Mail centre staff and network drivers are staging a 24-hour walkout, which will be swiftly followed by 78,000 delivery and collection staff staging a similar protest tomorrow (23 October)
However, Royal Mail has said that "its door is still open" to sign an agreement with the CWU, which it claimed was negotiated on Tuesday (20 October).
Mark Higson, managing director of Royal Mail, said: "My door is open and my phone is on and I am urging them again today to meet me so that we can all sign that agreement, get the strikes stopped and give us some peace in which we can get on with delivering Christmas for our customers.
"We have an agreement that was reached on Tuesday night and we had an agreement in 2007 - the real issue is not about getting agreements, it’s about the CWU leadership’s ability to deliver and honour them."
Earlier this week, Business secretary Lord Peter Mandelson warned that any prolonged strike action by Royal Mail members could force the Department for Health and NHS Trusts to look elsewhere for its delivery services.

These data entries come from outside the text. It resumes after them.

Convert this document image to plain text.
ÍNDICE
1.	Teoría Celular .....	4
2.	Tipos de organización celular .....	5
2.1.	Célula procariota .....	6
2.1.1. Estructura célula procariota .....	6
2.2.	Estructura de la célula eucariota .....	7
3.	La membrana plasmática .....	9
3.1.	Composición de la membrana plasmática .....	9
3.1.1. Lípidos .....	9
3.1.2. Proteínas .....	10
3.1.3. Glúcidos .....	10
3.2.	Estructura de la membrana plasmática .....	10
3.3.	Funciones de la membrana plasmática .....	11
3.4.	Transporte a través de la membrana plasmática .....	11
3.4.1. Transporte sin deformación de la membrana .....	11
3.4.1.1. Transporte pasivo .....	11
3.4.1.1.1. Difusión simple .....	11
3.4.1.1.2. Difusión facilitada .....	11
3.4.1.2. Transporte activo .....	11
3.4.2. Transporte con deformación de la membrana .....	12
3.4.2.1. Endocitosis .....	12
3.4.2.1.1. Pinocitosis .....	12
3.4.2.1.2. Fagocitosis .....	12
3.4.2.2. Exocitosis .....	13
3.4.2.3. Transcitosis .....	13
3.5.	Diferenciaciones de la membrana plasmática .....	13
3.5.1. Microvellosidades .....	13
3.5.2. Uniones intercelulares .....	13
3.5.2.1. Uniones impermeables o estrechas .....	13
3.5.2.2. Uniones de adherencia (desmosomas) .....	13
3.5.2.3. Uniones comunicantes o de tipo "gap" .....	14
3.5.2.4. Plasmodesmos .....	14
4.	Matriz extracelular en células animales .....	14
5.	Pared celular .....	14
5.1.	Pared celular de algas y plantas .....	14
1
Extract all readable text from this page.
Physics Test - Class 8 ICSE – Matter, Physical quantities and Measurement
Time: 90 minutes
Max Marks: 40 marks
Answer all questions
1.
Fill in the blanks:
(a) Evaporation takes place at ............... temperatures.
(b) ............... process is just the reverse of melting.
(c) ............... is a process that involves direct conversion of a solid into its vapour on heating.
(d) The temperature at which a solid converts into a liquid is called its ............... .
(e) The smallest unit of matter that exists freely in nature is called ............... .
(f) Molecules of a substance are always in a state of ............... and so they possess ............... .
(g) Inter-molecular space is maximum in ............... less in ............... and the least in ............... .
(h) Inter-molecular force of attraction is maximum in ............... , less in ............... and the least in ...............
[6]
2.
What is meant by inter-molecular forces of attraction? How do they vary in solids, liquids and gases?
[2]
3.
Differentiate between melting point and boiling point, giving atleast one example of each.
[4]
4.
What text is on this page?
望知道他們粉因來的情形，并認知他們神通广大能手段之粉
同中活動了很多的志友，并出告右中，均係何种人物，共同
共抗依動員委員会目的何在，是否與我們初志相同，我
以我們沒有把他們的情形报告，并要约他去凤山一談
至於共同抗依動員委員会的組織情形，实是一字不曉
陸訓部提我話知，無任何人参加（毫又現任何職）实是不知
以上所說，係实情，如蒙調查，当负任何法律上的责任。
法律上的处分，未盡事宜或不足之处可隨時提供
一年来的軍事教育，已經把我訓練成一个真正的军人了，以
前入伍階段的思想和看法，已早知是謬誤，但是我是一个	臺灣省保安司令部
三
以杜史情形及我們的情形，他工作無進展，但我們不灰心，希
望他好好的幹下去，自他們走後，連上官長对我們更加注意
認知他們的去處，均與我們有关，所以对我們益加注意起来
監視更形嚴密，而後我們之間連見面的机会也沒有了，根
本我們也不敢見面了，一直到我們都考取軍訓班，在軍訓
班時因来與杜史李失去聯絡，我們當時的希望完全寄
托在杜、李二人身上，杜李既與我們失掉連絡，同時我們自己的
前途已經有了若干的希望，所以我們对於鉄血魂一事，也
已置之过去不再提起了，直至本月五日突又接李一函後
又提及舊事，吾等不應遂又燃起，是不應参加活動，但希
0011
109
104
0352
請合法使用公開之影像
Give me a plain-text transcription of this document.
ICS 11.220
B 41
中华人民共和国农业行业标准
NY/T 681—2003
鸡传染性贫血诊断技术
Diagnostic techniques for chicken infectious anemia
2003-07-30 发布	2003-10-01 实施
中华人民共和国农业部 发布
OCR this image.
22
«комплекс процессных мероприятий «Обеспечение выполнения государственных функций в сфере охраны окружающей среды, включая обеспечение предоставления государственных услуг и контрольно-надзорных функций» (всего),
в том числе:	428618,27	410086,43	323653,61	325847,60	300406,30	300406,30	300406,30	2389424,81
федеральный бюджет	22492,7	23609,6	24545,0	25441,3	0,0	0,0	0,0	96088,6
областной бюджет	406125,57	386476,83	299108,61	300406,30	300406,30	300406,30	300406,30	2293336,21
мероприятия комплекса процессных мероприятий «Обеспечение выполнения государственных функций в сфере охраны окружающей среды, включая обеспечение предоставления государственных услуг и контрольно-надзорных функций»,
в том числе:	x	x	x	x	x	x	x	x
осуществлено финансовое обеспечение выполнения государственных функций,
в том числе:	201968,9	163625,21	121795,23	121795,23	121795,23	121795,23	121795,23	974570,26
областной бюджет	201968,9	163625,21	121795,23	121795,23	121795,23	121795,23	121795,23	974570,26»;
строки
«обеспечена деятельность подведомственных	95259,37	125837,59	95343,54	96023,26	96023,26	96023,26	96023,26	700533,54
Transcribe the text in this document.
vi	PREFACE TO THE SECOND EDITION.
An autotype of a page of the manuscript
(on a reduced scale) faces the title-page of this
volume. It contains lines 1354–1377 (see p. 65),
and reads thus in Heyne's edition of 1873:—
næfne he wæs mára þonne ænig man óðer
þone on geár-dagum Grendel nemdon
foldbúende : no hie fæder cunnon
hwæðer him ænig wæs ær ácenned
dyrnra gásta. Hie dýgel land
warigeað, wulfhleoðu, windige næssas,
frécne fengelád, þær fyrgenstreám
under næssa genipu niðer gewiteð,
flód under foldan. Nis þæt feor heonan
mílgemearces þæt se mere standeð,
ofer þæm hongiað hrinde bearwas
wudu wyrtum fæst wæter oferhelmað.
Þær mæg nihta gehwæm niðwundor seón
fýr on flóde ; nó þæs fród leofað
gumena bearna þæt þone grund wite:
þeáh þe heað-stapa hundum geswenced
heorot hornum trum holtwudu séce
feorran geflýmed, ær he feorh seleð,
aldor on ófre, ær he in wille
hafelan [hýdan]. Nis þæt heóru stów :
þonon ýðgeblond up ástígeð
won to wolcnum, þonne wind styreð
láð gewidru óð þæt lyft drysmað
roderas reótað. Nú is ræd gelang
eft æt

He said: "I very much regret what is happening. Candidly, I think it is totally self-defeating for our postal services and those who work to deliver them."
But while the strike action has proved a headache for many businesses, other companies are benefiting from the current situation.
Dominic Duffy, managing director at Ceros, which provides an interactive online publication platform, said: "Publishers want to be seen to be doing something and we can help out, from a business sense.
"We're offering a service that helps publishers get over the postal strike, and we're handling many more titles specifically because of the strike. It has brought some new clients to our door."